Continued development efforts led to improvements in deterministic CAMs over a CONUS domain (e.g., NSSL-WRF, ESRL HRRR, EMC NAM Nest) including the generation of specialized output fields for explicit simulated storm attributes and hourly maximum history variables (e.g., reflectivity, updraft speed, updraft helicity, surface wind, hail size). Focused exploration of experimental CAM ensembles also expanded across the community with CAPS, SPC, NSSL, NCAR, and the USAF, among others, developing systems with varying configurations and levels of complexity. In early 2011 the SPC Storm Scale Ensemble of Opportunity became the first real-time CAM ensemble produced year-round, providing operational forecasters with guidance for severe storms, heavy precipitation, fire weather, and winter weather. Innovative post-processed statistical guidance including probabilistic storm attribute fields is now available from many experimental CAM ensembles.

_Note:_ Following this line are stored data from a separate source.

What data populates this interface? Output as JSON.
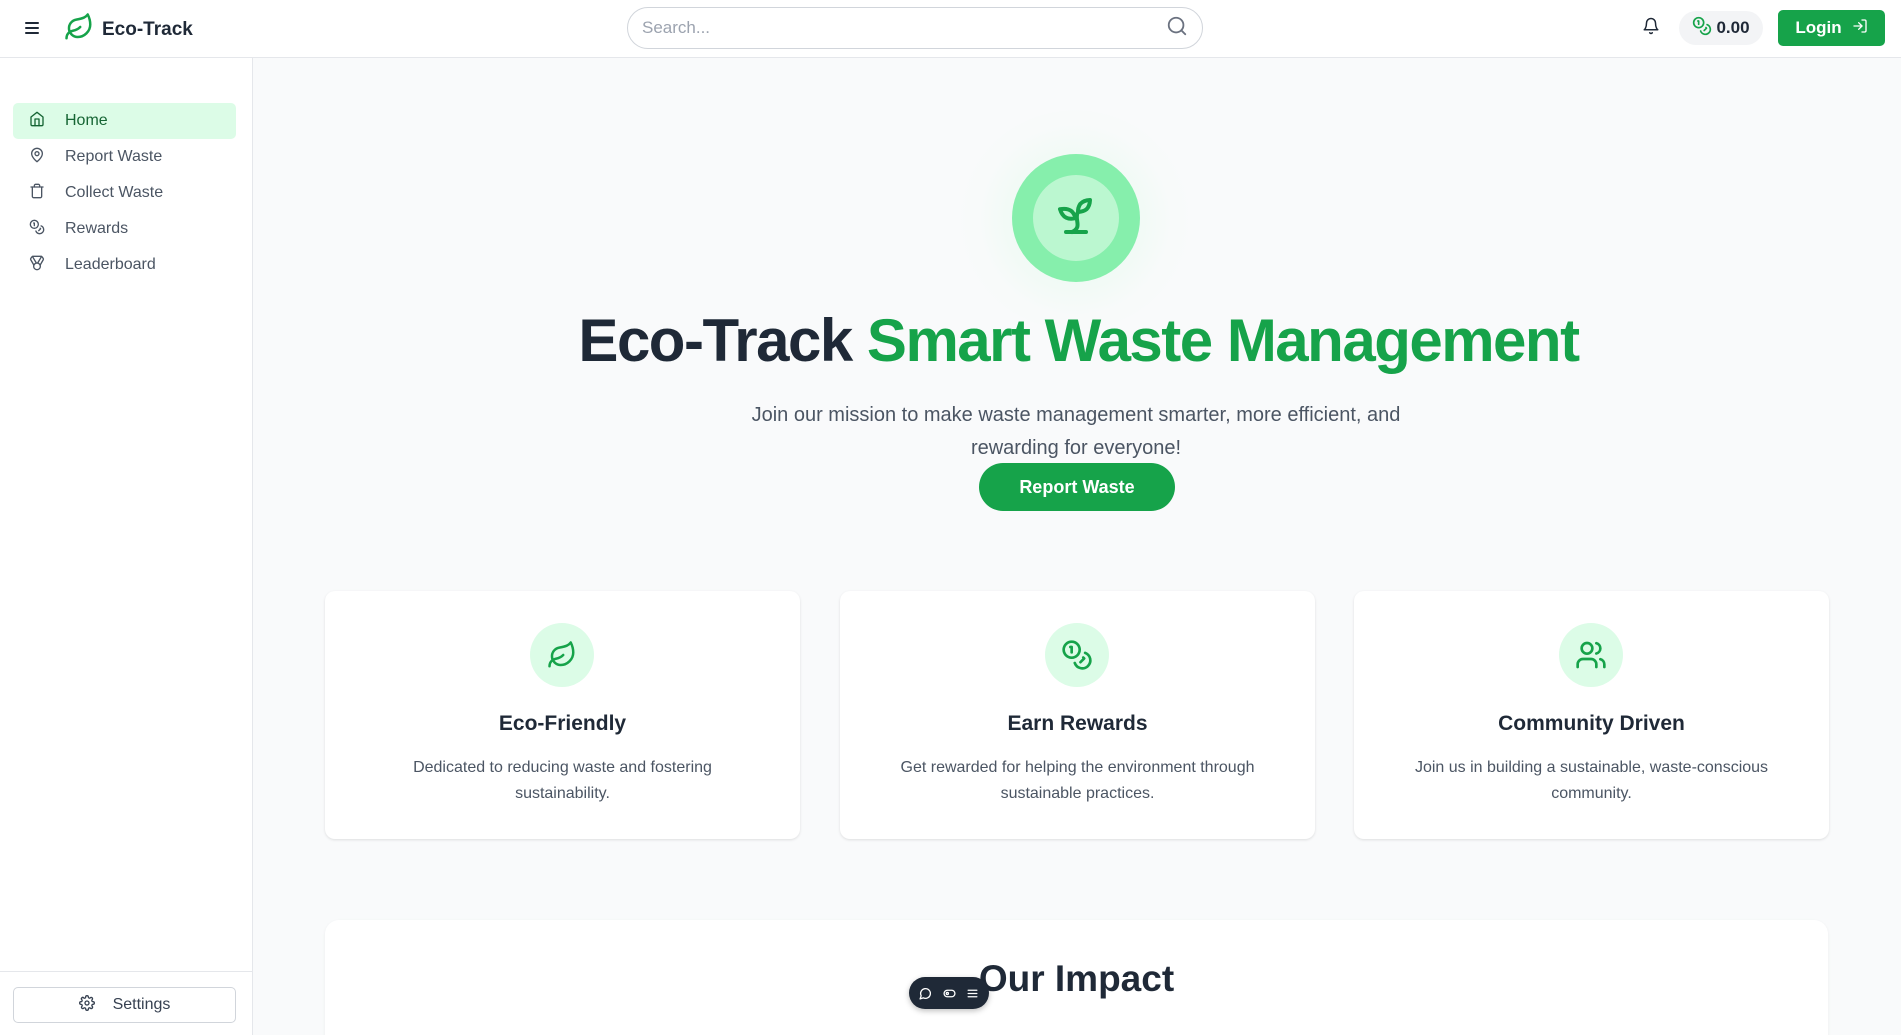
{
  "header": {
    "brand": "Eco-Track",
    "search_placeholder": "Search...",
    "balance": "0.00",
    "login_label": "Login"
  },
  "sidebar": {
    "items": [
      {
        "label": "Home",
        "icon": "home-icon",
        "active": true
      },
      {
        "label": "Report Waste",
        "icon": "map-pin-icon",
        "active": false
      },
      {
        "label": "Collect Waste",
        "icon": "trash-icon",
        "active": false
      },
      {
        "label": "Rewards",
        "icon": "coins-icon",
        "active": false
      },
      {
        "label": "Leaderboard",
        "icon": "medal-icon",
        "active": false
      }
    ],
    "settings_label": "Settings"
  },
  "hero": {
    "title_dark": "Eco-Track",
    "title_green": "Smart Waste Management",
    "subtitle": "Join our mission to make waste management smarter, more efficient, and rewarding for everyone!",
    "cta_label": "Report Waste"
  },
  "features": [
    {
      "title": "Eco-Friendly",
      "description": "Dedicated to reducing waste and fostering sustainability.",
      "icon": "leaf-icon"
    },
    {
      "title": "Earn Rewards",
      "description": "Get rewarded for helping the environment through sustainable practices.",
      "icon": "coins-icon"
    },
    {
      "title": "Community Driven",
      "description": "Join us in building a sustainable, waste-conscious community.",
      "icon": "users-icon"
    }
  ],
  "impact": {
    "title": "Our Impact"
  },
  "colors": {
    "brand_green": "#16a34a",
    "active_nav_bg": "#dcfce7",
    "text_dark": "#1f2937"
  }
}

Although CAM ensembles enable quantification of severe weather risks including generation of calibrated probabilistic fields, current operational practice at the SPC indicates that CAM ensembles are used to supplement (not replace) deterministic CAM output for convective storm forecasting. This is based partially on the long-standing relationship between observed radar-based storm reflectivity/dynamic structure and real-time severe weather threat assessment that has been subsequently applied to the interpretation of CAM simulated storm predictions. This approach is also analogous to the complementary use of deterministic regional/global models and larger scale ensemble systems, where a combination of detailed pattern/environment information from deterministic models and ensemble statistical output provide a broad range of information utilized by severe weather forecasters.
Implications for future CAM development and post-processing strategies to better meet the needs of operational severe weather forecasters are discussed.